3pm I overhear Alia, one of my fellow teachers, say something that catches me off guard. I ask her to repeat herself. “You know Mira? She is sick, and she didn’t recognize who I was.” I remember Mira is a slender young teenager who I had met some weeks earlier.  She has been sick from hepatitis, and now something had messed with her brain enough that she didn’t recognize anyone anymore. She’s getting a CAT-scan soon. I suspect it could be as simple as extreme heat, dehydration, or malnutrition. Alia tells me this had happened three years earlier as well.

4pm I am searching the alleys for absent students when I come across a friend who I hadn’t seen in weeks. Heavy makeup is caked on her face. I ask her what the occasion is, and she turns aside and doesn’t answer. A young neighbor pipes up, “She got married a month ago!” I ask my friend if it’s true, and she nods. What do you say to that? The new bride may be 17 but she looks a 13 year old, no bigger than my two young friends who got married off last year and are suffering the consequences. No bigger than their own mothers when they got married.

5pm Pappu, an acquaintance of mine, is in the hospital. Hepatitis. This time a year ago his daughter missed more than a month of school and nearly died from the same thing. After teaching I stop by Pappu’s home to ask the family how he’s doing. There’s a lock at the door, meaning they’re at the hospital with him. Three nights ago a mutual friend had said that Pappu’s condition was poor. Another tragedy cycles.

6pm Our landlords are beating their six-year-old. Again. He is very “naughty”, so he gets beaten a lot. They don’t have any framework for another option.

7pm Little Senna tells us that she can’t go to a regular school because she has to do too much work around the house. I had been teaching her to read the last few weeks, and Peregrine had been planning to recommend her to someone trying to get kids enrolled in a local school. But if housework is the real reason she doesn’t go to school, then outside assistance is unlikely to make any difference.

Senna changes the topic to her friend, who I only began teaching this week. She says, “I feel sorry for him. He prays a lot…I feel sorry for him.” She doesn’t elaborate. I want to probe further at a later time. It could be nothing or everything.

When Senna leaves, Peregrine tells me that the young daughter of someone who used to be a friend of ours had come by earlier in the day. The girl mentioned that her older sister has gotten married. What? I guess it’s been 2-3 years since we’ve seen her, she was about 12 then but might be 14-15 now…another one, really? I want to cry.

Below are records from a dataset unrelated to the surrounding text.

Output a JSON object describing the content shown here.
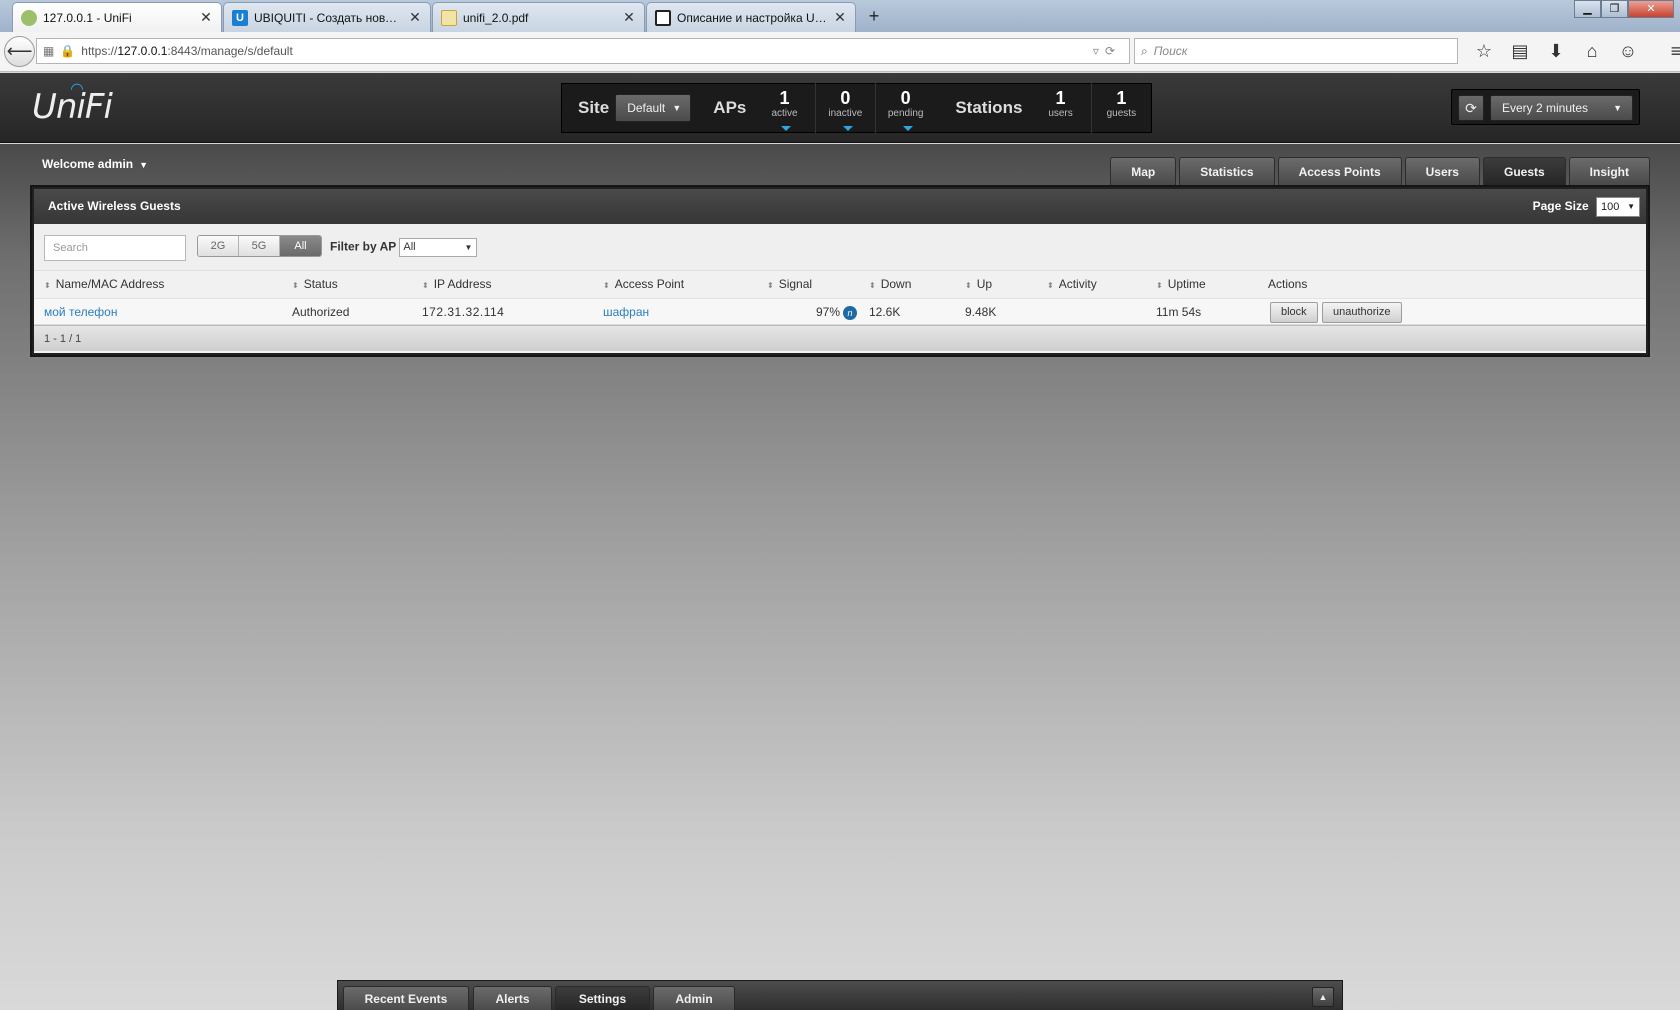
{
  "browser": {
    "tabs": [
      {
        "title": "127.0.0.1 - UniFi",
        "favicon": "unifi-globe-icon",
        "active": true
      },
      {
        "title": "UBIQUITI - Создать новую...",
        "favicon": "ubiquiti-u-icon",
        "active": false
      },
      {
        "title": "unifi_2.0.pdf",
        "favicon": "pdf-icon",
        "active": false
      },
      {
        "title": "Описание и настройка Ub...",
        "favicon": "grid-icon",
        "active": false
      }
    ],
    "new_tab": "+",
    "url_prefix": "https://",
    "url_host": "127.0.0.1",
    "url_rest": ":8443/manage/s/default",
    "search_placeholder": "Поиск"
  },
  "header": {
    "logo": "UniFi",
    "site_label": "Site",
    "site_value": "Default",
    "aps_label": "APs",
    "stats_aps": [
      {
        "value": "1",
        "label": "active"
      },
      {
        "value": "0",
        "label": "inactive"
      },
      {
        "value": "0",
        "label": "pending"
      }
    ],
    "stations_label": "Stations",
    "stats_stations": [
      {
        "value": "1",
        "label": "users"
      },
      {
        "value": "1",
        "label": "guests"
      }
    ],
    "refresh_interval": "Every 2 minutes"
  },
  "welcome": "Welcome admin",
  "nav_tabs": [
    {
      "label": "Map",
      "active": false
    },
    {
      "label": "Statistics",
      "active": false
    },
    {
      "label": "Access Points",
      "active": false
    },
    {
      "label": "Users",
      "active": false
    },
    {
      "label": "Guests",
      "active": true
    },
    {
      "label": "Insight",
      "active": false
    }
  ],
  "panel": {
    "title": "Active Wireless Guests",
    "page_size_label": "Page Size",
    "page_size_value": "100",
    "search_placeholder": "Search",
    "band_filters": [
      "2G",
      "5G",
      "All"
    ],
    "band_selected": "All",
    "filter_ap_label": "Filter by AP",
    "filter_ap_value": "All",
    "columns": [
      "Name/MAC Address",
      "Status",
      "IP Address",
      "Access Point",
      "Signal",
      "Down",
      "Up",
      "Activity",
      "Uptime",
      "Actions"
    ],
    "rows": [
      {
        "name": "мой телефон",
        "status": "Authorized",
        "ip": "172.31.32.114",
        "ap": "шафран",
        "signal": "97%",
        "signal_badge": "n",
        "down": "12.6K",
        "up": "9.48K",
        "activity": "",
        "uptime": "11m 54s",
        "actions": [
          "block",
          "unauthorize"
        ]
      }
    ],
    "pagination": "1 - 1 / 1"
  },
  "dock_tabs": [
    {
      "label": "Recent Events",
      "active": false
    },
    {
      "label": "Alerts",
      "active": false
    },
    {
      "label": "Settings",
      "active": true
    },
    {
      "label": "Admin",
      "active": false
    }
  ],
  "colors": {
    "accent": "#2fa4e7",
    "link": "#2a7ec1"
  }
}
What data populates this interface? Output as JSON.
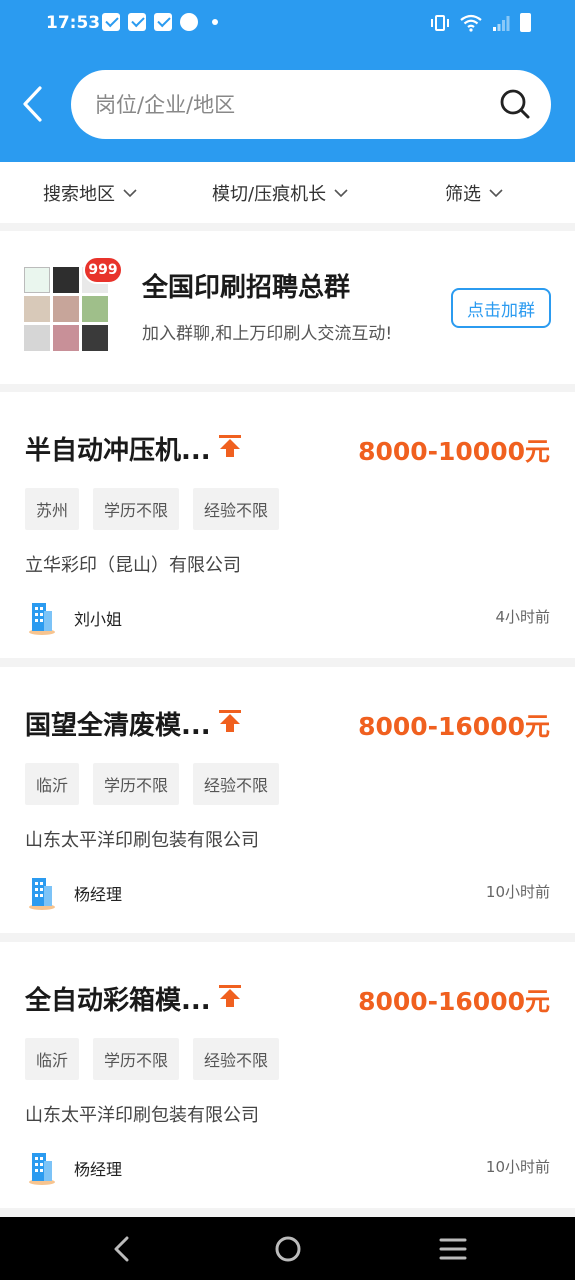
{
  "status_bar": {
    "time": "17:53"
  },
  "search": {
    "placeholder": "岗位/企业/地区"
  },
  "filters": [
    {
      "label": "搜索地区"
    },
    {
      "label": "模切/压痕机长"
    },
    {
      "label": "筛选"
    }
  ],
  "group": {
    "badge": "999",
    "title": "全国印刷招聘总群",
    "subtitle": "加入群聊,和上万印刷人交流互动!",
    "join_label": "点击加群"
  },
  "jobs": [
    {
      "title": "半自动冲压机...",
      "salary": "8000-10000元",
      "tags": [
        "苏州",
        "学历不限",
        "经验不限"
      ],
      "company": "立华彩印（昆山）有限公司",
      "contact": "刘小姐",
      "time": "4小时前"
    },
    {
      "title": "国望全清废模...",
      "salary": "8000-16000元",
      "tags": [
        "临沂",
        "学历不限",
        "经验不限"
      ],
      "company": "山东太平洋印刷包装有限公司",
      "contact": "杨经理",
      "time": "10小时前"
    },
    {
      "title": "全自动彩箱模...",
      "salary": "8000-16000元",
      "tags": [
        "临沂",
        "学历不限",
        "经验不限"
      ],
      "company": "山东太平洋印刷包装有限公司",
      "contact": "杨经理",
      "time": "10小时前"
    }
  ],
  "colors": {
    "primary": "#2b9bf0",
    "salary": "#f0601f",
    "badge": "#e8332b"
  }
}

9pm As I return to the room with Peregrine we see police motorcycles pulling up. A crowd is milling around my neighbor’s door. There had been a fight, domestic violence against a young wife. At first I thought the woman was unconscious, but minutes later she is walking normally. The husband was taken to jail. His wife will return to get him out the next morning. Beyond other reasons…having both sons of the household in jail at the same time might have been too difficult for the family to handle.

24 hours in my community.

And it’s 115 degrees today. And I have a cold. And I’m not sleeping. There are good stories too, and I want to tell good stories more often, but these were the stories today.